Existe uma velha máxima segunda a qual podemos medir o grau de “civilização” de uma sociedade ou Estado pelo tratamento que este dispensa aos seus infratores e presos. Creio que a fórmula serve também se aplicada ao tipo de tratamento dado aos professores. E, acrescento: para avaliar o quanto um Estado valoriza e zela pelo presente e futuro daqueles a quem ele representa e para os quais governa basta saber o quanto ele valoriza os seus professores. Sob esse ponto de vista, receio, continuamos distante, bem distante, e numa posição particularmente difícil para alcançar qualquer ideal de civilização consistente, especialmente no Rio Grande do Norte.
O tratamento estatal e midiático dispensado à greve dos professores e demais trabalhadores da Educação no Rio Grande do Norte é um triste e contundente exemplo desse quadro desolador. A maneira como o governo do estado, a secretaria de educação e a imprensa tradicional abordam e “dialogam” com os professores, seu sindicato e suas reivindicações somente explicita a violência, o abandono e o desprezo com os quais estes profissionais sofrem e lidam no cotidiano de seu ofício.
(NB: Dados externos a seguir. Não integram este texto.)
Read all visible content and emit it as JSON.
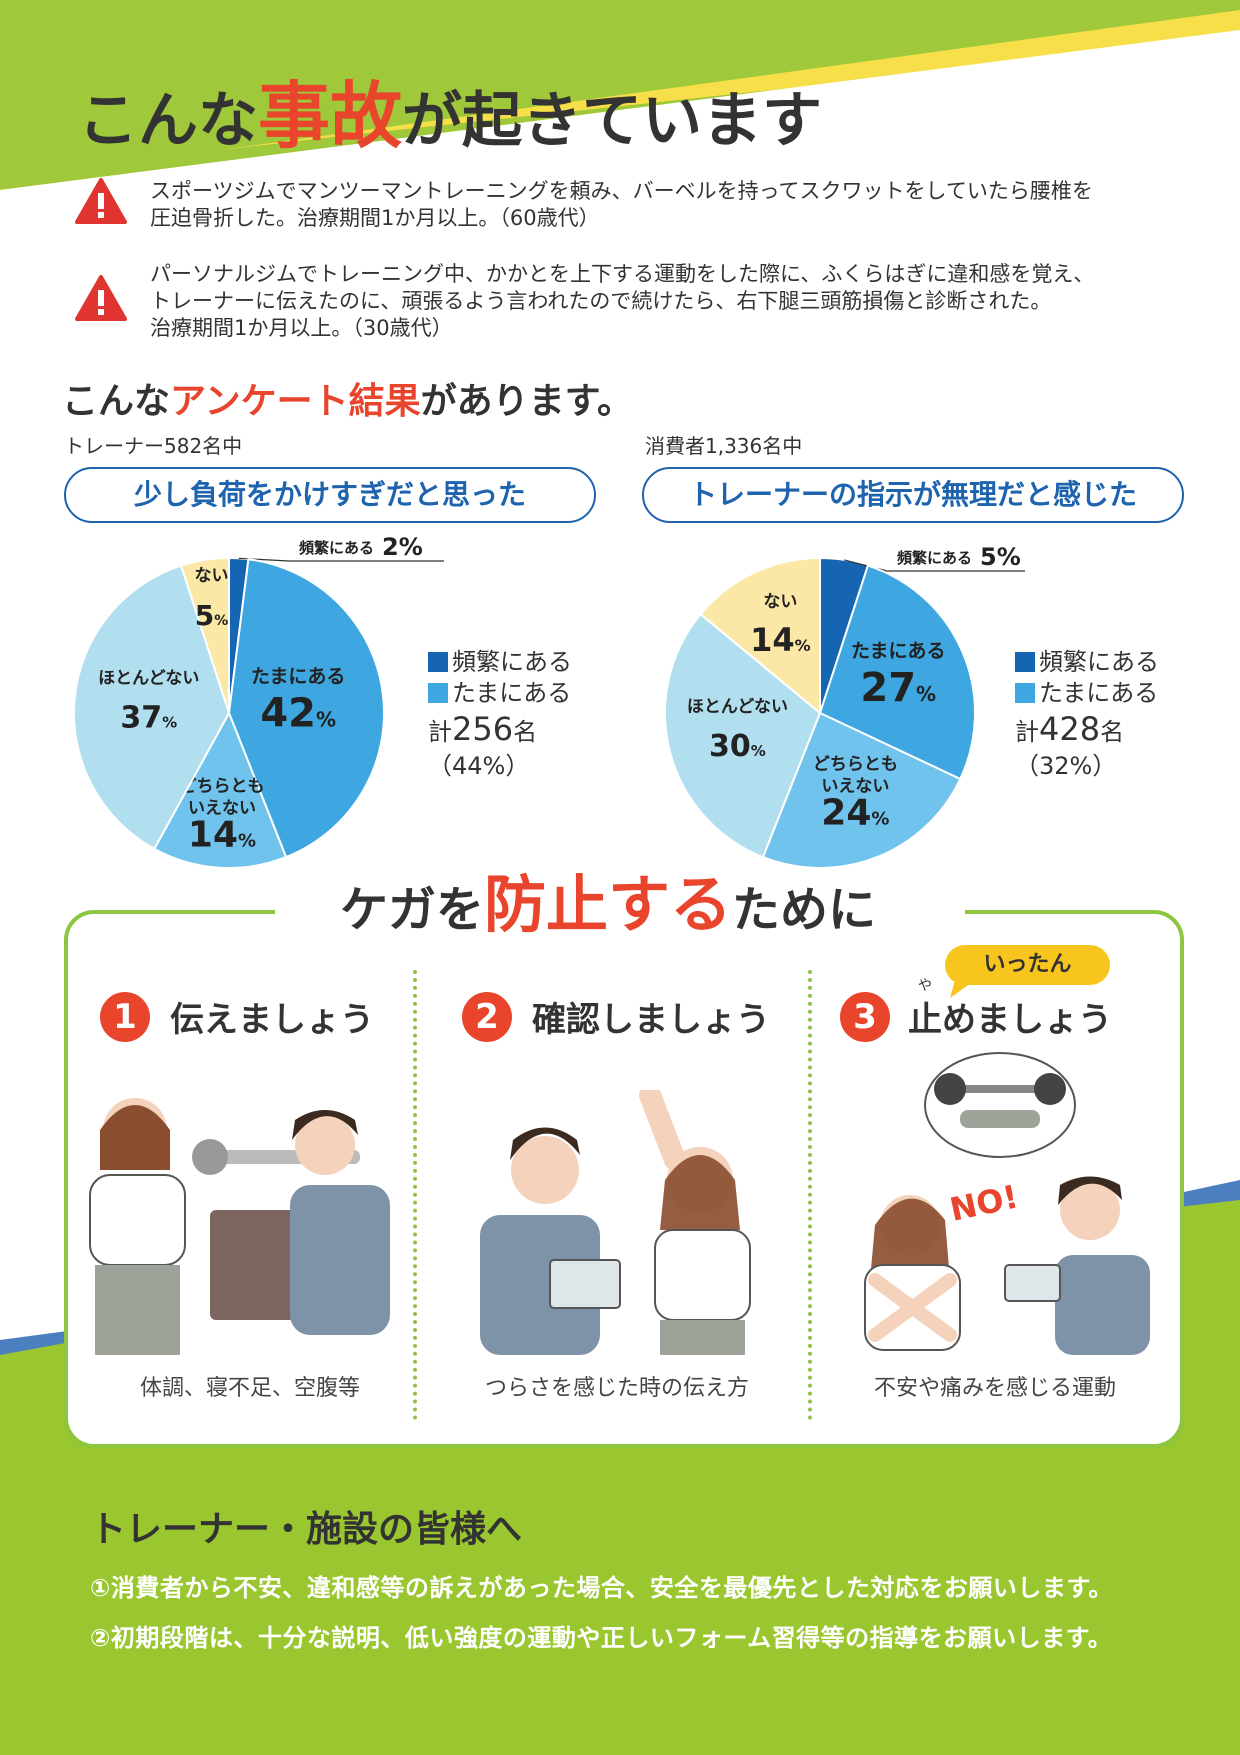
{
  "header": {
    "title_pre": "こんな",
    "title_em": "事故",
    "title_post": "が起きています"
  },
  "accidents": [
    {
      "icon": "warning-icon",
      "lines": [
        "スポーツジムでマンツーマントレーニングを頼み、バーベルを持ってスクワットをしていたら腰椎を",
        "圧迫骨折した。治療期間1か月以上。（60歳代）"
      ]
    },
    {
      "icon": "warning-icon",
      "lines": [
        "パーソナルジムでトレーニング中、かかとを上下する運動をした際に、ふくらはぎに違和感を覚え、",
        "トレーナーに伝えたのに、頑張るよう言われたので続けたら、右下腿三頭筋損傷と診断された。",
        "治療期間1か月以上。（30歳代）"
      ]
    }
  ],
  "survey": {
    "heading_pre": "こんな",
    "heading_em": "アンケート結果",
    "heading_post": "があります。"
  },
  "chart_data": [
    {
      "type": "pie",
      "group_label": "トレーナー582名中",
      "title": "少し負荷をかけすぎだと思った",
      "slices": [
        {
          "label": "頻繁にある",
          "value": 2,
          "color": "#1565b2"
        },
        {
          "label": "たまにある",
          "value": 42,
          "color": "#3ea6e0"
        },
        {
          "label": "どちらともいえない",
          "value": 14,
          "color": "#6fc3ec"
        },
        {
          "label": "ほとんどない",
          "value": 37,
          "color": "#b1dfef"
        },
        {
          "label": "ない",
          "value": 5,
          "color": "#fbe7a6"
        }
      ],
      "legend": [
        "頻繁にある",
        "たまにある"
      ],
      "total_prefix": "計",
      "total_count": "256",
      "total_suffix": "名",
      "total_pct": "（44%）"
    },
    {
      "type": "pie",
      "group_label": "消費者1,336名中",
      "title": "トレーナーの指示が無理だと感じた",
      "slices": [
        {
          "label": "頻繁にある",
          "value": 5,
          "color": "#1565b2"
        },
        {
          "label": "たまにある",
          "value": 27,
          "color": "#3ea6e0"
        },
        {
          "label": "どちらともいえない",
          "value": 24,
          "color": "#6fc3ec"
        },
        {
          "label": "ほとんどない",
          "value": 30,
          "color": "#b1dfef"
        },
        {
          "label": "ない",
          "value": 14,
          "color": "#fbe7a6"
        }
      ],
      "legend": [
        "頻繁にある",
        "たまにある"
      ],
      "total_prefix": "計",
      "total_count": "428",
      "total_suffix": "名",
      "total_pct": "（32%）"
    }
  ],
  "prevention": {
    "heading_pre": "ケガを",
    "heading_em": "防止する",
    "heading_post": "ために",
    "steps": [
      {
        "num": "1",
        "title": "伝えましょう",
        "caption": "体調、寝不足、空腹等"
      },
      {
        "num": "2",
        "title": "確認しましょう",
        "caption": "つらさを感じた時の伝え方"
      },
      {
        "num": "3",
        "title": "止めましょう",
        "ruby": "や",
        "bubble": "いったん",
        "caption": "不安や痛みを感じる運動",
        "no_text": "NO!"
      }
    ]
  },
  "notice": {
    "heading": "トレーナー・施設の皆様へ",
    "items": [
      "①消費者から不安、違和感等の訴えがあった場合、安全を最優先とした対応をお願いします。",
      "②初期段階は、十分な説明、低い強度の運動や正しいフォーム習得等の指導をお願いします。"
    ]
  },
  "colors": {
    "accent_red": "#e8452c",
    "brand_green": "#8cc63f",
    "brand_blue": "#1e63ae",
    "warning_red": "#e03431",
    "highlight_yellow": "#f7c51d"
  }
}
Se tomarmos as condições de trabalho e de infraestrutura em que os professores exercem suas atividades, veremos esta verdade em toda sua crueza e naturalidade.
Ao acompanhar a cobertura midiática dos principais jornais da cidade, facilmente detectam-se os elementos comprometedores: a parcialidade nas matérias sobre as cadeiras e salas vazias, a disparidade nos tempos de entrevista entre os representantes do governo e da categoria, a quase que completa ausência da divulgação e publicização da pauta de reivindicações, das assembleias e das causas específicas da deflagração da greve atual, a falta de espaço para a intervenção e análise de especialistas em educação e política que promovessem um debate mais qualificado, etc.. Sob esses elementos, qual é, então a lição dada a população pela cobertura midiática? Responsabilização dos professores e reforço de um imaginário profundamente negativo e desqualificador dos docentes, qual seja, a ideia de estes fazem greve não por melhorias para educação em geral, portanto, para alunos e professores, mas por motivos partidários, egoístas ou simplesmente para não trabalharem e prolongarem as férias.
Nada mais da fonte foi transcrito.